Because the ability to tolerate oral medications was used as one of the criteria for switching patients, it was worthwhile to record the number of PO antibiotic prescriptions received by patients on IV therapy and was 79 (20.6%). Furthermore, the fact that patients received oral drugs while on IV antibiotic therapy indicated that these patients had no gastrointestinal absorption problems, however only 12 (10.2%) of those patients were switched with no statistical significance with a p-value >0.05.

Discussion

This study was done on the Lebanese population where there is a need for unified local guidelines to the physicians and clinical pharmacists to aid in the conversion from IV to PO route when the condition of the patient has improved after few days of hospital admission. Various studies covered IV to PO conversion and their implications in clinical practice as the reduction of the prolonged use of IV antimicrobials and shortening of the LOS. The present study was not designed to prove that an early switch to PO therapy has the same efficacy as a full IV course.

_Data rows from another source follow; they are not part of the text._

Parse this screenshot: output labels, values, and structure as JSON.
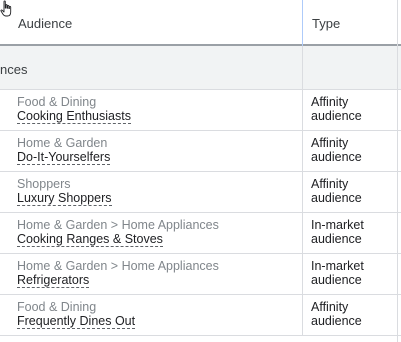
{
  "header": {
    "audience_label": "Audience",
    "type_label": "Type"
  },
  "group": {
    "label": "nces"
  },
  "rows": [
    {
      "category": "Food & Dining",
      "name": "Cooking Enthusiasts",
      "type": "Affinity audience"
    },
    {
      "category": "Home & Garden",
      "name": "Do-It-Yourselfers",
      "type": "Affinity audience"
    },
    {
      "category": "Shoppers",
      "name": "Luxury Shoppers",
      "type": "Affinity audience"
    },
    {
      "category": "Home & Garden > Home Appliances",
      "name": "Cooking Ranges & Stoves",
      "type": "In-market audience"
    },
    {
      "category": "Home & Garden > Home Appliances",
      "name": "Refrigerators",
      "type": "In-market audience"
    },
    {
      "category": "Food & Dining",
      "name": "Frequently Dines Out",
      "type": "Affinity audience"
    }
  ],
  "colors": {
    "header_divider_accent": "#aecbfa",
    "group_background": "#f1f3f4",
    "category_text": "#80868b"
  },
  "icons": {
    "cursor": "hand-pointer-icon"
  }
}
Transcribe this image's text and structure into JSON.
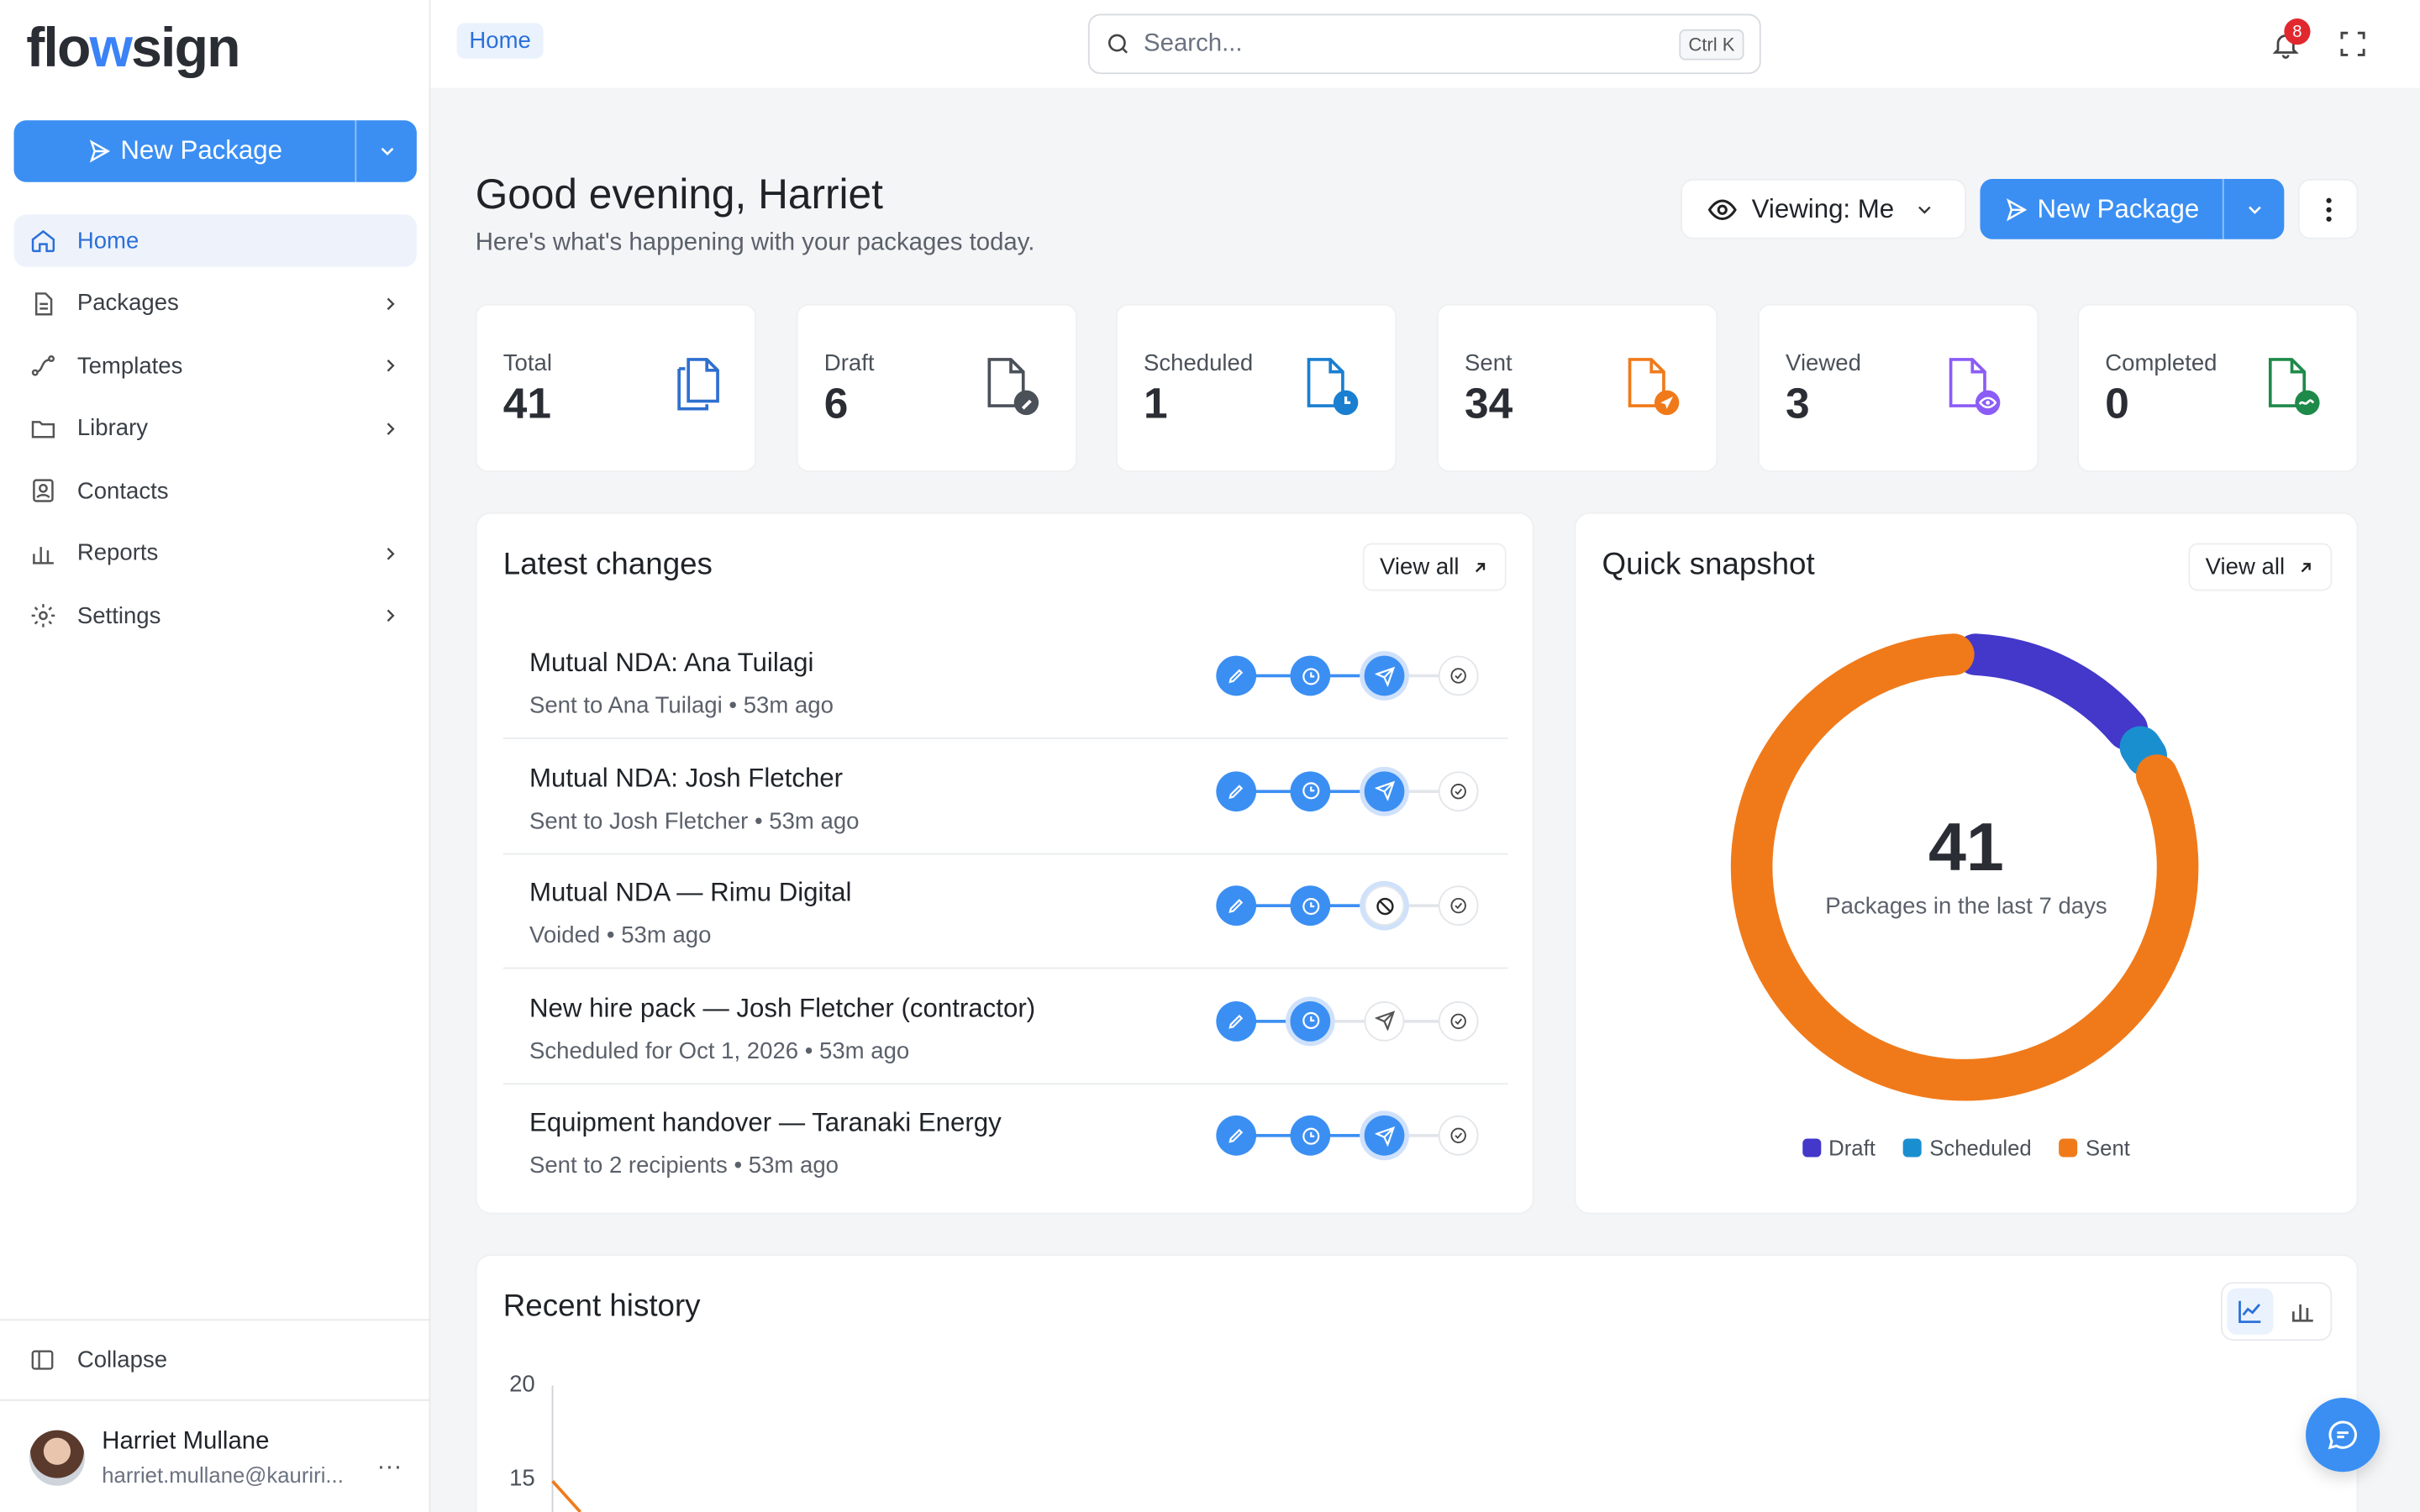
{
  "app": {
    "logo_left": "flo",
    "logo_w": "w",
    "logo_right": "sign"
  },
  "sidebar": {
    "new_package_label": "New Package",
    "items": [
      {
        "label": "Home",
        "icon": "home-icon",
        "active": true,
        "chevron": false
      },
      {
        "label": "Packages",
        "icon": "document-icon",
        "chevron": true
      },
      {
        "label": "Templates",
        "icon": "templates-icon",
        "chevron": true
      },
      {
        "label": "Library",
        "icon": "folder-icon",
        "chevron": true
      },
      {
        "label": "Contacts",
        "icon": "contacts-icon",
        "chevron": false
      },
      {
        "label": "Reports",
        "icon": "bar-chart-icon",
        "chevron": true
      },
      {
        "label": "Settings",
        "icon": "gear-icon",
        "chevron": true
      }
    ],
    "collapse_label": "Collapse",
    "user": {
      "name": "Harriet Mullane",
      "email": "harriet.mullane@kauriri...",
      "more": "..."
    }
  },
  "topbar": {
    "breadcrumb": "Home",
    "search_placeholder": "Search...",
    "search_shortcut": "Ctrl K",
    "notification_count": "8"
  },
  "header": {
    "greeting": "Good evening, Harriet",
    "subtitle": "Here's what's happening with your packages today.",
    "viewing_label": "Viewing: Me",
    "new_package_label": "New Package"
  },
  "stats": [
    {
      "label": "Total",
      "value": "41",
      "color": "#2f6fcf",
      "icon": "copy-documents-icon"
    },
    {
      "label": "Draft",
      "value": "6",
      "color": "#4b5159",
      "icon": "draft-document-icon"
    },
    {
      "label": "Scheduled",
      "value": "1",
      "color": "#1a7fd0",
      "icon": "scheduled-document-icon"
    },
    {
      "label": "Sent",
      "value": "34",
      "color": "#f07a1a",
      "icon": "sent-document-icon"
    },
    {
      "label": "Viewed",
      "value": "3",
      "color": "#8b5cf6",
      "icon": "viewed-document-icon"
    },
    {
      "label": "Completed",
      "value": "0",
      "color": "#1e8a4a",
      "icon": "completed-document-icon"
    }
  ],
  "latest_changes": {
    "title": "Latest changes",
    "view_all": "View all",
    "rows": [
      {
        "title": "Mutual NDA: Ana Tuilagi",
        "subtitle": "Sent to Ana Tuilagi • 53m ago",
        "state": "sent"
      },
      {
        "title": "Mutual NDA: Josh Fletcher",
        "subtitle": "Sent to Josh Fletcher • 53m ago",
        "state": "sent"
      },
      {
        "title": "Mutual NDA — Rimu Digital",
        "subtitle": "Voided • 53m ago",
        "state": "voided"
      },
      {
        "title": "New hire pack — Josh Fletcher (contractor)",
        "subtitle": "Scheduled for Oct 1, 2026 • 53m ago",
        "state": "scheduled"
      },
      {
        "title": "Equipment handover — Taranaki Energy",
        "subtitle": "Sent to 2 recipients • 53m ago",
        "state": "sent"
      }
    ]
  },
  "snapshot": {
    "title": "Quick snapshot",
    "view_all": "View all",
    "total": "41",
    "caption": "Packages in the last 7 days"
  },
  "chart_data": {
    "type": "pie",
    "categories": [
      "Draft",
      "Scheduled",
      "Sent"
    ],
    "values": [
      6,
      1,
      34
    ],
    "colors": [
      "#4338ca",
      "#1a8fd0",
      "#f07a1a"
    ],
    "legend": "bottom"
  },
  "recent_history": {
    "title": "Recent history",
    "y_ticks": [
      "20",
      "15"
    ]
  }
}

Most of the admitted patients, who are initially prescribed IV antibiotics, can be switched to an appropriate PO formulation once the clinical stability markers are met, provided that the total course of therapy duration is completed. Using the defined criteria for IV to PO switch, two-third of the included patients in the study were not switched to PO therapy, despite improvements in clinical signs of infection. The number of patients that were switched to PO therapy could have been underestimated since the study design did not follow up discharged patients. In the Lebanese practice, patients are converted to PO antibiotic therapy once discharged home, although a 24 hour-period after switch is required for patient’s monitoring before discharge. Other possible barriers to a timely switch strategy perceived by the study results include unfamiliarity with guideline recommendations, misconceptions or lack of outcome expectancy. These barriers were also reflected by the study results of Schouten et al. (Schouten et al. 2007) and Halm et al. (Halm et al. 2001). Physicians were not aware of the existence of clear guidelines on the adequate timing of the switch. Indeed, participating hospitals did not provide these guidelines through booklets or educational sessions and did not adopt ASPs that may be applied in few centers in Lebanon.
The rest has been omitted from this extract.